One that Youngman highly recommends is the PAX Good Behavior Game, a classroom tool for teachers that uses soft competition and positive behavior reinforcement to help students control the impulsive behavior that’s regulated by the prefrontal cortex of the brain. Over 30 years of research by Johns Hopkins University and 70 randomized trials have shown that the game gives students better control and leads to long-term positive effects in adults, according to local expert Anya Senetra, the school-based mental health supervisor at the Greene County Education Service Center.

In one of the most influential longitudinal studies begun in 1984, researchers at Johns Hopkins studied 900 first grade students in the Baltimore city schools. The students were divided into three cohorts and each given a one-year intervention, including the PAX game, a parenting support group, and a control group. According to Senetra, researchers followed the students for 30 years and found startling results for the group that received the PAX game. The immediate impacts included a 50 percent reduction in class disruptions, an increase in active learning and a corresponding increase in test scores. But the long-term results showed that PAX students were 70 percent less likely to commit a violent crime or get involved with the legal system later in life; they were less likely to engage in substance abuse, be diagnosed with depression or commit suicide, and they were more likely to graduate from high school, Senetra said. PAX has a measurable impact, and the results are repeatable, she said.

“We call it the overall universal behavior vaccine,” said Senetra, who trains for the PAXIS Institute and plans to help Wright State University incorporate the PAX methods into its early education program in the fall.

T is greatful that her son was able to get the care that he needed for his mental condition.
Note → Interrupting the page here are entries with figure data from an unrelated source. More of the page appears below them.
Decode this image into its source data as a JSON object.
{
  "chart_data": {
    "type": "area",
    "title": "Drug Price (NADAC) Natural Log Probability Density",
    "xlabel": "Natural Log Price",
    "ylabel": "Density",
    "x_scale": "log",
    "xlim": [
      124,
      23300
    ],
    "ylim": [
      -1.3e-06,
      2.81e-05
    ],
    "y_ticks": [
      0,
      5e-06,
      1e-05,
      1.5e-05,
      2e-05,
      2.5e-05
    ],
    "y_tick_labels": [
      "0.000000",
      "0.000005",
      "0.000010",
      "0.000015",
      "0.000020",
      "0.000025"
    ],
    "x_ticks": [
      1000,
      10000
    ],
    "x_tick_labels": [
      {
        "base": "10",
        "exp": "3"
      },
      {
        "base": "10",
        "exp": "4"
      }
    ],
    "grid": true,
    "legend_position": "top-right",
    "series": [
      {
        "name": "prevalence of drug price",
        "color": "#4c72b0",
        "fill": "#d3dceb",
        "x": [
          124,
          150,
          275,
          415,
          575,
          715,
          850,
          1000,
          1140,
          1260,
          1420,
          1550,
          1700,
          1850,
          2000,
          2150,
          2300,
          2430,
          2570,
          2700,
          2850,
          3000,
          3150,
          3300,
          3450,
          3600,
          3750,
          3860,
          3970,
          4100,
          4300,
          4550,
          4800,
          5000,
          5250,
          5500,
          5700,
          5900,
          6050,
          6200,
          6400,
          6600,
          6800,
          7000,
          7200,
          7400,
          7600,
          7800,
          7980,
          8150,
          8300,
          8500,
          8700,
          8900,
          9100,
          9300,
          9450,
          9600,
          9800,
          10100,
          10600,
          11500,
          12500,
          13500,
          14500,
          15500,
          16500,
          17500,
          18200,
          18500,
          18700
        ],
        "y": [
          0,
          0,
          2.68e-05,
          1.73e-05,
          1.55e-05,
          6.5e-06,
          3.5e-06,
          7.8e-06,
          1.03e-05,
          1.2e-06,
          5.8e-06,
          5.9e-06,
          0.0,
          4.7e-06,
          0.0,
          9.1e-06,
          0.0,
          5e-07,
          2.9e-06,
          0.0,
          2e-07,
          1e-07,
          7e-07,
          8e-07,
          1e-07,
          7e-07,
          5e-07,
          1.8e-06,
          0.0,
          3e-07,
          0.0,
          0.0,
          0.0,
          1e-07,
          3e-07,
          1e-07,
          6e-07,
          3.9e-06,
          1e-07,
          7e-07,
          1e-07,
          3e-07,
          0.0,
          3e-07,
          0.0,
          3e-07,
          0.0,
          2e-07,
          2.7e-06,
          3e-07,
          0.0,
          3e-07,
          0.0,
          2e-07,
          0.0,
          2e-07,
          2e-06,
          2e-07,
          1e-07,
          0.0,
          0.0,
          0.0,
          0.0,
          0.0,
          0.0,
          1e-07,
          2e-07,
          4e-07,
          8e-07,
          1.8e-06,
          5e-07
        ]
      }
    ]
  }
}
But society doesn’t make it easy, she said, noting that it was only through the combination of R’s qualifying for Medicaid and her own love and persistence as a mother that R found help. Though she doesn’t know how to prevent the next violent episode, she believes that something should be done.

“I don’t know what the answer is, but it’s important to not do nothing,” she said. “It would be a good idea if there were more access to [treatment], but people have to acknowledge that they even have a problem. And sometimes that’s hard too. There’s people in town that don’t.”